ソース・プログラム Graph8.java

プログラムの概要

  1. JPanel を継承したクラスを定義します。(6行目〜)
  2. マウスリスナの実装する旨を宣言します。(7行目)
    implements MouseListener を書くことによって、 27〜39行目に書いた mouse... というメソッドが マウスリスナのメソッドとして認識されるようになります。

    MouseListener インターフェースを実装するクラスで 定義しなければならないメソッドは次の5つです。

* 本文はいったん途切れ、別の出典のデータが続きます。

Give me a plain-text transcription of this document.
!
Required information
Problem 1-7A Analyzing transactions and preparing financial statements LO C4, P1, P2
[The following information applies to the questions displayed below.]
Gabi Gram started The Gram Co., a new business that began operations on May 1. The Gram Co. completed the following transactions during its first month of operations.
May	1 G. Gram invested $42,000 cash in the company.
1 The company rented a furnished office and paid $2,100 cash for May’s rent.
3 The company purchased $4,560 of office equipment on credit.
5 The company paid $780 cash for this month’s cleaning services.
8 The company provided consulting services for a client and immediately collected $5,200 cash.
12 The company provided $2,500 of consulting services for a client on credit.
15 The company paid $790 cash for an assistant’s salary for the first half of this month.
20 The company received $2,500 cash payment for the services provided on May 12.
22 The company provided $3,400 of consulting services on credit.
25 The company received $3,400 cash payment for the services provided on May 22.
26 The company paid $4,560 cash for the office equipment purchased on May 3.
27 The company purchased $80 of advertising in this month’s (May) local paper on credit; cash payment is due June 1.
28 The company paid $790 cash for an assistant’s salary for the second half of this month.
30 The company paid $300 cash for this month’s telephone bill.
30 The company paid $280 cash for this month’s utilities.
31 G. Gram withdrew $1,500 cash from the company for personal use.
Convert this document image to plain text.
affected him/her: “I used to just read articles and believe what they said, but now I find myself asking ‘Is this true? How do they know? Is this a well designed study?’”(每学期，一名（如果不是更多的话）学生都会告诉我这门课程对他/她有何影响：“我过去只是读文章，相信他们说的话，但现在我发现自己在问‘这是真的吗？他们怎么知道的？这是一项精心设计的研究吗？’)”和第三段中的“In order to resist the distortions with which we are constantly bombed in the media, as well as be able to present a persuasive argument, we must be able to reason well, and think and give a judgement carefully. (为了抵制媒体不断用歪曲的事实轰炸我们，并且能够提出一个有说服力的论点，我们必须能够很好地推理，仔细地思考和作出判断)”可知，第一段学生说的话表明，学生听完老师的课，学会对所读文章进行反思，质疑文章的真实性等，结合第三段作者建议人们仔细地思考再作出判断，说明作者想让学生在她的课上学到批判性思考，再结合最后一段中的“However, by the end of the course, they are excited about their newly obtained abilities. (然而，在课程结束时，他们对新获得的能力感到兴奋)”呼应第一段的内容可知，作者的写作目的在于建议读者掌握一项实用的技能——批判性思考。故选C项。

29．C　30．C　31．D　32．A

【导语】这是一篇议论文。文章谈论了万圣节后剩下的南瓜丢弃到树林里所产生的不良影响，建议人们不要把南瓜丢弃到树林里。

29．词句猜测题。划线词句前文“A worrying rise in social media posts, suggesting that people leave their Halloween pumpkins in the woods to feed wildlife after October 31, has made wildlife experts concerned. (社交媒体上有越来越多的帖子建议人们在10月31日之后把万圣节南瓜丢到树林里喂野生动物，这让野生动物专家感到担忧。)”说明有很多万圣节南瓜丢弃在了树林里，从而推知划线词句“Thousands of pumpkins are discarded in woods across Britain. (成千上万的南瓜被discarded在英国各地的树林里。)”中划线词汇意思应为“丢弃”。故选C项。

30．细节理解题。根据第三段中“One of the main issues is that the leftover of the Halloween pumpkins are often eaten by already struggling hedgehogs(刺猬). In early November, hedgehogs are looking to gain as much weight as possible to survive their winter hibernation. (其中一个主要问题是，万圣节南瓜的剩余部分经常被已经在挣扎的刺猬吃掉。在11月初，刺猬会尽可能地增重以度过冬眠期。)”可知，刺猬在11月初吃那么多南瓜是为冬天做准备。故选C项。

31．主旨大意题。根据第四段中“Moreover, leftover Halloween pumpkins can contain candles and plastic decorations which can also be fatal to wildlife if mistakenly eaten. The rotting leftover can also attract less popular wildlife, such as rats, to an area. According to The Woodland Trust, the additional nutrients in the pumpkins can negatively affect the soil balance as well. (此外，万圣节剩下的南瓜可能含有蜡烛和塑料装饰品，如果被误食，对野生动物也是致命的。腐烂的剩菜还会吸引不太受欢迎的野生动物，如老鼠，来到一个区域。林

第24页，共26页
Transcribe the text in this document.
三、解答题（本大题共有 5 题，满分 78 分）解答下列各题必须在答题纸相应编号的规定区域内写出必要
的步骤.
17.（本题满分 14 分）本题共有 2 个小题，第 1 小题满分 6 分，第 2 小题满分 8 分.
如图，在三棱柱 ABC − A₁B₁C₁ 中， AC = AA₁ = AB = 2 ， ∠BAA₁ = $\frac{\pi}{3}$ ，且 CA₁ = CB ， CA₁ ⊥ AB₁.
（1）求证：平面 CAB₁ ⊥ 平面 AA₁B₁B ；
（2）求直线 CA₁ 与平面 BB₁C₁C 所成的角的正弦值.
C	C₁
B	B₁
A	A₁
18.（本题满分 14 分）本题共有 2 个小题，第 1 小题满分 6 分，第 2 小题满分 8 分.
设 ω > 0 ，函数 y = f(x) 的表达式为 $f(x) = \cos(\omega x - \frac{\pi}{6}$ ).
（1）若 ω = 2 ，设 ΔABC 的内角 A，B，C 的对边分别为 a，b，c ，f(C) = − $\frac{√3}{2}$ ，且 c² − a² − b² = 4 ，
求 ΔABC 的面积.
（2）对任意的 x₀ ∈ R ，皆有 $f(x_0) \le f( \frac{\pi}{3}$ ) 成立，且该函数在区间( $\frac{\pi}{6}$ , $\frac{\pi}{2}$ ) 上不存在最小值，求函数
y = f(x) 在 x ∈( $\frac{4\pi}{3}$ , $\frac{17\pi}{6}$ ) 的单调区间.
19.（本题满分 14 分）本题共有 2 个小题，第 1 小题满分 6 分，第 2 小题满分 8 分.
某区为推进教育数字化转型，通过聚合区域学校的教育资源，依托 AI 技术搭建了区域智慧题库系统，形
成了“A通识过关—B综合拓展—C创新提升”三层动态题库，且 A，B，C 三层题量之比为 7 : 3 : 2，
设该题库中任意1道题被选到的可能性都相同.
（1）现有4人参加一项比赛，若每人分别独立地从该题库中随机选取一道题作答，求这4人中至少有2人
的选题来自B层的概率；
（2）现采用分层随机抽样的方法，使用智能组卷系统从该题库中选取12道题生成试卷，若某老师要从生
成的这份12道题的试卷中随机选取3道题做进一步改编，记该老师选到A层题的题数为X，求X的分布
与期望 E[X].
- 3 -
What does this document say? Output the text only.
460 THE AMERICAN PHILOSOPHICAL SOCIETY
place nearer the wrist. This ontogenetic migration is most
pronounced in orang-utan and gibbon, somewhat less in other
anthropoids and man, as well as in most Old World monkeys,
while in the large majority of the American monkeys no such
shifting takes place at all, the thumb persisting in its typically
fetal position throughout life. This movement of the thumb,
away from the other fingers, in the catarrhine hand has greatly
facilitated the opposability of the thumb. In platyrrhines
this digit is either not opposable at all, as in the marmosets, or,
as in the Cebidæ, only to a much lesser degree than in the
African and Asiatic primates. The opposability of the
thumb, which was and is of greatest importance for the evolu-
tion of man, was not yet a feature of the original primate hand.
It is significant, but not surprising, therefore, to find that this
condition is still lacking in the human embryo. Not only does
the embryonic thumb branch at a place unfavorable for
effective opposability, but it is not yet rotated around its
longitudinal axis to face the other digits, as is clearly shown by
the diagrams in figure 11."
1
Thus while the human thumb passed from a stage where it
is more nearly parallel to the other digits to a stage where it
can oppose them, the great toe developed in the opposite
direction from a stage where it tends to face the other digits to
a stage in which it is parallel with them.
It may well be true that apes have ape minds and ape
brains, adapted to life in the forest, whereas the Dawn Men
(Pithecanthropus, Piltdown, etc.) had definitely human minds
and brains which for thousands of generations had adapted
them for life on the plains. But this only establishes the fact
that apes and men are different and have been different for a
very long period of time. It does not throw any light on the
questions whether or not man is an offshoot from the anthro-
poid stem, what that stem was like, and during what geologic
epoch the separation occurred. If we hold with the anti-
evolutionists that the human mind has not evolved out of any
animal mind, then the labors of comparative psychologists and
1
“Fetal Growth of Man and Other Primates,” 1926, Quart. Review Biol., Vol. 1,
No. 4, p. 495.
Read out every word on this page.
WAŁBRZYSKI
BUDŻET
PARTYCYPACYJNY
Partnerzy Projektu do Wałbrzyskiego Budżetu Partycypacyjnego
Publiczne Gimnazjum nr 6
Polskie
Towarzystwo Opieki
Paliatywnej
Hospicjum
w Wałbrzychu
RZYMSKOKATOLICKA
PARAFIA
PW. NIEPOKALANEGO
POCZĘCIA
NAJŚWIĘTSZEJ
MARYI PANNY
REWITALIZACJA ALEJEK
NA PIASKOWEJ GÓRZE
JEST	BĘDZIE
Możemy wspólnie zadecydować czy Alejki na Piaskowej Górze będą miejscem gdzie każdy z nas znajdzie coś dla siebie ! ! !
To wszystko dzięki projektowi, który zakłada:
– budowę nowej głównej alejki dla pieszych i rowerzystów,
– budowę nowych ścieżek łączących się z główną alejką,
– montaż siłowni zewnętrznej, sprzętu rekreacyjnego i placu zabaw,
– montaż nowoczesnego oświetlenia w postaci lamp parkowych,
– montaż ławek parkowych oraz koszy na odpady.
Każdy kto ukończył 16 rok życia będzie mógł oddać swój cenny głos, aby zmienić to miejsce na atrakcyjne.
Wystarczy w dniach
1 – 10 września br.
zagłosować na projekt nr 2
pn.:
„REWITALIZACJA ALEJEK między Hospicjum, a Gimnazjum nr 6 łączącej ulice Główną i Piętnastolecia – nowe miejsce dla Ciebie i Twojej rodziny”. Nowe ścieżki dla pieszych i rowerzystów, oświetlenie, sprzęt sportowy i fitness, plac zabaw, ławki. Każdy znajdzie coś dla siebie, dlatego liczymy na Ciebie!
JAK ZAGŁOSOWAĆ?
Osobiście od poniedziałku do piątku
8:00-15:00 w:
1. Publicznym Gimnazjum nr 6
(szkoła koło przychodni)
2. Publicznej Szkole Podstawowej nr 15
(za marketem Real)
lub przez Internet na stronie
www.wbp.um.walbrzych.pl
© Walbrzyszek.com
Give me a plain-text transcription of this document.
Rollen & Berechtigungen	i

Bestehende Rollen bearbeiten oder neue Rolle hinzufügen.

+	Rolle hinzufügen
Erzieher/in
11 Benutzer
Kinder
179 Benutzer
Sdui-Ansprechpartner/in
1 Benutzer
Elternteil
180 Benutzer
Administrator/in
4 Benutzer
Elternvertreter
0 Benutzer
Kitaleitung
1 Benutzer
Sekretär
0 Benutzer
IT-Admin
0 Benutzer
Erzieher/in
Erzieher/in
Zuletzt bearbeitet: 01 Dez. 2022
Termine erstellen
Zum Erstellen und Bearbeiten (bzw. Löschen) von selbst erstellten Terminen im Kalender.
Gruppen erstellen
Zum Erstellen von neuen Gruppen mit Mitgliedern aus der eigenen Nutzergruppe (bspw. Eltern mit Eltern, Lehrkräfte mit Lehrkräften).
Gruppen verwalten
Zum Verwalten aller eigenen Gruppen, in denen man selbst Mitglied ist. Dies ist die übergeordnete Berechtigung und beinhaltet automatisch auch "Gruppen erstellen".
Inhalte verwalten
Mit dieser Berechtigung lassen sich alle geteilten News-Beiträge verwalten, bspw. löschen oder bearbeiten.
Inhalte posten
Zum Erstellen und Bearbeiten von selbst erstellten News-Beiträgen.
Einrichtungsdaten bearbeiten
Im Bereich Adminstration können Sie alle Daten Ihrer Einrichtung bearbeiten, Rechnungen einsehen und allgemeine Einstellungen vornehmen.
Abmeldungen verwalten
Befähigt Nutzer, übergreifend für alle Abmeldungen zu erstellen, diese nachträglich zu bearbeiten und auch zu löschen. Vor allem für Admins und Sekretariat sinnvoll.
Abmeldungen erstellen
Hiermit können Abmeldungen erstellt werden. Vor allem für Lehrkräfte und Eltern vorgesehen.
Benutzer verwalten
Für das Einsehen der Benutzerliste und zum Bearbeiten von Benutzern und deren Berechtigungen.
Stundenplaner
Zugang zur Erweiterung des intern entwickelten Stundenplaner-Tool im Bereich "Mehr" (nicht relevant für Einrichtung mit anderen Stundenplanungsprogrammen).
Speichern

    • mouseEntered ― マウスがコンポーネントの中に入った時の処理を記述する。
    • mouseExited ― マウスがコンポーネントの外に出た時の処理を記述する。
    • mousePressed ― マウス・ボタンが押された時の処理を記述する。
    • mouseReleased ― マウス・ボタンが離された時の処理を記述する。
    • mouseClicked ― マウスがクリックされた時の処理を記述する。 ボタンを押した場所と離した場所が異なる(ドラッグした)場合 には呼ばれない。
    このプログラムではマウスが押された時に円を書き、 それ以外は何もしないことにします。
  3. マウスがクリックされた位置を保存する変数を宣言します。(8〜9行目)
    クリックが一回もされていないことを示すために、x の初期値を負にしておく。
  4. コンストラクタの宣言。マウスリスナを登録し、背景色を設定します。(14〜17行目)
  5. paintComponent の宣言(19〜25行目)
  6. 親(JPanel)を描画します。(20行目)
  7. 最初にマウスボタンが押される前は描画しない(21行目)
  8. 描画色を設定し、円を描画します(22〜23行目)
  9. マウスボタンが押された場合の処理(33〜37行目)
  10. マウスカーソルがある位置を取得し、変数に保存(34〜35行目)
  11. このコンポーネントを描画する(36行目)
    repaint を呼び出すと、このコンポーネントの Graphics をパラメータにして、 上記の paintComponent がコールバックされます。
  12. それ以外の MouseListener の メソッドでは何もしません。(27〜31、39行目)
  13. main メソッドでウィンドウを作成し(42〜45行目)、 このパネルGraph8 を生成し、ウィンドウに貼り付けます(46行目)。 ウィンドウの大きさを200×200ピクセルにし表示します(47〜48行目)。